Collongues Nicolas, Samama Brigitte, Schmidt-Mutter Catherine, Chamard-Witkowski Ludivine, Debouverie Marc, Chanson Jean-Baptiste, Antal Maria-Cristina, Benardais Karelle, de Seze Jérôme, Velten Michel, Boehm Nelly
Department of Neurology, University Hospital of Strasbourg, Strasbourg, France.
Clinical Investigation Center, INSERM U1434, University Hospital of Strasbourg, Strasbourg, France.
PLoS One. 2018 Jan 25;13(1):e0191614. doi: 10.1371/journal.pone.0191614. eCollection 2018.
Skin biopsy is the most relevant tool to diagnose small-fiber neuropathy. A well-documented normal dataset for intraepidermal nerve fiber in the distal leg is required to improve its diagnostic value.
Three hundred healthy subjects were enrolled in the study, after clinical and biological screening to exclude neurological and systemic pathologies. A distal leg biopsy was taken and intraepidermal nerve fiber density after protein gene product-9.5 immunocytochemistry with brightfield microscopy was determined. Morphological variations of intraepidermal nerve fibers, previously described in small-fiber neuropathies, were analyzed. One hundred biopsies were also analyzed at the ultrastructural level.
The median number of fibers was lower in men compared to women and decreased with age. Using statistical modeling taking into account age and gender, we calculated the 5th percentile of intraepidermal nerve fiber density as follows: 7.6156-0.0769 x age (years) + 1.5506 x gender (woman = 1; man = 0). We observed a low frequency of large swellings or horizontal branchings but an increasing frequency of small swellings of intraepidermal nerve fibers and irregular distribution along the dermal-epidermal junction with age. Axonal diameter of unmyelinated fibers of the papillary dermis did not vary with age or gender. Ultrastructural analysis also showed that fiber endings in close apposition to Merkel cells should not be mistaken for small-fiber swellings.
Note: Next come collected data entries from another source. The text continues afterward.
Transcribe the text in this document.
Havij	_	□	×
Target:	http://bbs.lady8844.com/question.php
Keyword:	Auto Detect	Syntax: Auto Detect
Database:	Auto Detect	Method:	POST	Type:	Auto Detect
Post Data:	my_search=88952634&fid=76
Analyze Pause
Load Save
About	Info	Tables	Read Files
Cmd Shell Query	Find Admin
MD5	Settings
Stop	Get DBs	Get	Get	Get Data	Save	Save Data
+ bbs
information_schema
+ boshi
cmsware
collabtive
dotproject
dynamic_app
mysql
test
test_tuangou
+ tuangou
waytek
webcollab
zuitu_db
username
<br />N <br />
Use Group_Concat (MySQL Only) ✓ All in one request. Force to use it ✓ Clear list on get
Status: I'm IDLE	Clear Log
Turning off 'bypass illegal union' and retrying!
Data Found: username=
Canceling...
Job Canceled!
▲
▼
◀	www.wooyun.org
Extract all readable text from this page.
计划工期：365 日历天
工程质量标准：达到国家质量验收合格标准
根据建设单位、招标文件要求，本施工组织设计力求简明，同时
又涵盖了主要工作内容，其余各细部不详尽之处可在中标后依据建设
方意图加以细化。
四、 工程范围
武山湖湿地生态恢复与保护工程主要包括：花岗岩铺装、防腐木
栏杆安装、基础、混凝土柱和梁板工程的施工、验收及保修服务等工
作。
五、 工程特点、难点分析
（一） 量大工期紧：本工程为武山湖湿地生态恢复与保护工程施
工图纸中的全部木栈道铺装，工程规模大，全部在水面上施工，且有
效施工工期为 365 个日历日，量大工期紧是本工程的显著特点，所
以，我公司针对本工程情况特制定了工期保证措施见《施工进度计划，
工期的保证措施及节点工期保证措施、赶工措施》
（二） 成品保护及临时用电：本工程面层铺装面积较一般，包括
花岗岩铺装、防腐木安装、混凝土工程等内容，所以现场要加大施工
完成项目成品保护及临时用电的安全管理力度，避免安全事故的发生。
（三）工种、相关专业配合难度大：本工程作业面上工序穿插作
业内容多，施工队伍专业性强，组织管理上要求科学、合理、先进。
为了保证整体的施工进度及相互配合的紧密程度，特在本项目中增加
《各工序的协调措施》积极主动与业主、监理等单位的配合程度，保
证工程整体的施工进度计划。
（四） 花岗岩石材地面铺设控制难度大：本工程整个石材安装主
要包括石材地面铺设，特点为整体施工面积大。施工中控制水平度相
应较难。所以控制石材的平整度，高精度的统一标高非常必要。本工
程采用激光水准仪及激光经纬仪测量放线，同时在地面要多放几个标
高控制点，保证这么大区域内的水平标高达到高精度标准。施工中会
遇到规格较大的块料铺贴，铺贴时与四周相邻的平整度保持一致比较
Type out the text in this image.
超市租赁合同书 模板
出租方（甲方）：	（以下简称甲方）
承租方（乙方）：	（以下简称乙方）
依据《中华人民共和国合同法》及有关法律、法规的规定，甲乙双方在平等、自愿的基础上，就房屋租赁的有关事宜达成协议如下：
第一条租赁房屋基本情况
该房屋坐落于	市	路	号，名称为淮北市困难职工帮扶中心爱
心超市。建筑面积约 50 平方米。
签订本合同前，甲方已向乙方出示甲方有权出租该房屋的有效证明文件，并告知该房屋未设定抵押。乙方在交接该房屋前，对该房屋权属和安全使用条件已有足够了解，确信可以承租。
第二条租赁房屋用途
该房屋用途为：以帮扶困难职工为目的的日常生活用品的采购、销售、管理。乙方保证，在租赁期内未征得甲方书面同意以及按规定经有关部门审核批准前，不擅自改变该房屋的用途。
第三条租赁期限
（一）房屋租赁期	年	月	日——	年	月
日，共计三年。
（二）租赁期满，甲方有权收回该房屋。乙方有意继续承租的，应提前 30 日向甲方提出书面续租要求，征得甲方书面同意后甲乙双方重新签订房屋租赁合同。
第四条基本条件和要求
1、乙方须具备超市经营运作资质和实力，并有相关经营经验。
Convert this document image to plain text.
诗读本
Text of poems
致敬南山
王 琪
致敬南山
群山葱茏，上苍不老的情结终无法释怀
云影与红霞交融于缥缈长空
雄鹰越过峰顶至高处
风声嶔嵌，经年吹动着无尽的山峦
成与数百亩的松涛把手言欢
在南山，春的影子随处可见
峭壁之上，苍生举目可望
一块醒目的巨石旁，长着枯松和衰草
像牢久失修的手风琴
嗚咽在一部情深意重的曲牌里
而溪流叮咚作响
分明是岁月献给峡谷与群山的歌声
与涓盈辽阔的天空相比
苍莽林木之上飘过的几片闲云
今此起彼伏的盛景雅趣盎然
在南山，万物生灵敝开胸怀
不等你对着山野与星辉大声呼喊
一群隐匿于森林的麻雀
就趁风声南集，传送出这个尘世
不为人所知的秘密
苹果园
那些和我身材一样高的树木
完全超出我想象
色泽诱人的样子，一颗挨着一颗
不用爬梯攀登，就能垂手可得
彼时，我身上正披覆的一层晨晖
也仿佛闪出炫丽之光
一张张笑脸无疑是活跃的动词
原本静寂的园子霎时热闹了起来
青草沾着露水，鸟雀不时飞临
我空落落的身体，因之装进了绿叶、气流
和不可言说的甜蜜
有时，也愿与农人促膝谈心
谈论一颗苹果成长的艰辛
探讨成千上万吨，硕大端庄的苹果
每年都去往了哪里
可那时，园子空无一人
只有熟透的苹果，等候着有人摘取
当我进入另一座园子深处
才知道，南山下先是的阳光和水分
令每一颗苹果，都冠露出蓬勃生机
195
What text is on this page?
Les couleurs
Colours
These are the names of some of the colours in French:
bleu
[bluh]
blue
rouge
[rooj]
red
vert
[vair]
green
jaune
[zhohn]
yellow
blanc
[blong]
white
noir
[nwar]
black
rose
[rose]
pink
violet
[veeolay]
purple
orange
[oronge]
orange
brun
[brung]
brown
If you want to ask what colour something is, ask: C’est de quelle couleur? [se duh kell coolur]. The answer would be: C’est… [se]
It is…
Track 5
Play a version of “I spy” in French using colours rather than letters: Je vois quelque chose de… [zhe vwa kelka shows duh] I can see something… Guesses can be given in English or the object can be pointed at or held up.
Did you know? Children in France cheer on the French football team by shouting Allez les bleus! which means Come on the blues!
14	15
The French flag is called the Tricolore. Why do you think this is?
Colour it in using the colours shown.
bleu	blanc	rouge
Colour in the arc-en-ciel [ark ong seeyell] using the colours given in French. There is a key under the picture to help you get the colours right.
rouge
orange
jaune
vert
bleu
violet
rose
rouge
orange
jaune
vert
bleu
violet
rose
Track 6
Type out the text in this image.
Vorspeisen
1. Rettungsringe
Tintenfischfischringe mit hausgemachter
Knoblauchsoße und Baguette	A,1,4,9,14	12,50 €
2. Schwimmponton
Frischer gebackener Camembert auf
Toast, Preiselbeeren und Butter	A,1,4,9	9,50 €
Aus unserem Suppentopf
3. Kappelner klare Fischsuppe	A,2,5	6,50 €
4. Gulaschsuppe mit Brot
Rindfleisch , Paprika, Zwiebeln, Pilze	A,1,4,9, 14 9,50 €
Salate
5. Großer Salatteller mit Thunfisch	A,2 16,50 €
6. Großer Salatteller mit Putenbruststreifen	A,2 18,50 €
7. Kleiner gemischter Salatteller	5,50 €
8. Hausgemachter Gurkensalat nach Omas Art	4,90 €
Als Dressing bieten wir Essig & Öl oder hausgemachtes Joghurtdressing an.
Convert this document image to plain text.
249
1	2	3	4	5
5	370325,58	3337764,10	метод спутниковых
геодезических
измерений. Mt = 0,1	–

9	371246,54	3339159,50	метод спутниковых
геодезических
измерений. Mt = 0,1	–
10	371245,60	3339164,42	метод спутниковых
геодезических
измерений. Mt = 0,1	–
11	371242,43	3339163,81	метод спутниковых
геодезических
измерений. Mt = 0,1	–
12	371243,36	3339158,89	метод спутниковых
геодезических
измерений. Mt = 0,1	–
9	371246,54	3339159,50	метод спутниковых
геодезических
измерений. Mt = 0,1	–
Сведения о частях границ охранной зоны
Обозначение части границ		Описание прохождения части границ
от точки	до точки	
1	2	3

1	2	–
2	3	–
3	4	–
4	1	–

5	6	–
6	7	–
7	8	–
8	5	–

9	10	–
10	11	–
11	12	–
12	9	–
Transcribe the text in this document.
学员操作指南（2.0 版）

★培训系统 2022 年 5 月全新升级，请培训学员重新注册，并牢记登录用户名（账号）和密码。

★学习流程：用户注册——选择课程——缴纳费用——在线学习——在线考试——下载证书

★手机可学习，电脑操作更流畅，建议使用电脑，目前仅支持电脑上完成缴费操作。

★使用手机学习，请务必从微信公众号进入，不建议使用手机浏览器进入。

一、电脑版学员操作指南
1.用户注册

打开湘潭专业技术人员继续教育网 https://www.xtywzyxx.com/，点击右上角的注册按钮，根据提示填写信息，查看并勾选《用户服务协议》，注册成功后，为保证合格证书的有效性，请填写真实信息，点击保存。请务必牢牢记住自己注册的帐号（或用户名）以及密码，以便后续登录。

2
Our dataset allows accurate calculation of the normal density of intraepidermal nerve fibers for each year of age and provides original morphological observations that improve the diagnostic value of skin biopsy in the distal leg for small-fiber neuropathy.
皮肤活检是诊断小纤维神经病变最相关的工具。需要一个记录完善的小腿远端表皮内神经纤维正常数据集来提高其诊断价值。
对300名健康受试者进行临床和生物学筛查以排除神经和系统性疾病后纳入研究。取小腿远端活检组织,通过蛋白基因产物9.5免疫细胞化学结合明场显微镜测定表皮内神经纤维密度。分析先前在小纤维神经病变中描述的表皮内神经纤维的形态学变化。还对100份活检组织进行了超微结构分析。
男性的纤维中位数低于女性,且随年龄增长而减少。通过考虑年龄和性别的统计模型,我们计算出表皮内神经纤维密度的第5百分位数如下:7.6156 - 0.0769×年龄(岁)+ 1.5506×性别(女性 = 1;男性 = 0)。我们观察到表皮内神经纤维出现大肿胀或水平分支的频率较低,但小肿胀的频率随年龄增加,且沿真皮 - 表皮交界处分布不规则。乳头层真皮无髓纤维的轴突直径不随年龄或性别变化。超微结构分析还表明,与默克尔细胞紧密相邻的纤维末梢不应被误认为是小纤维肿胀。
我们的数据集能够准确计算出各年龄段表皮内神经纤维的正常密度,并提供了原始的形态学观察结果,提高了小腿远端皮肤活检对小纤维神经病变的诊断价值。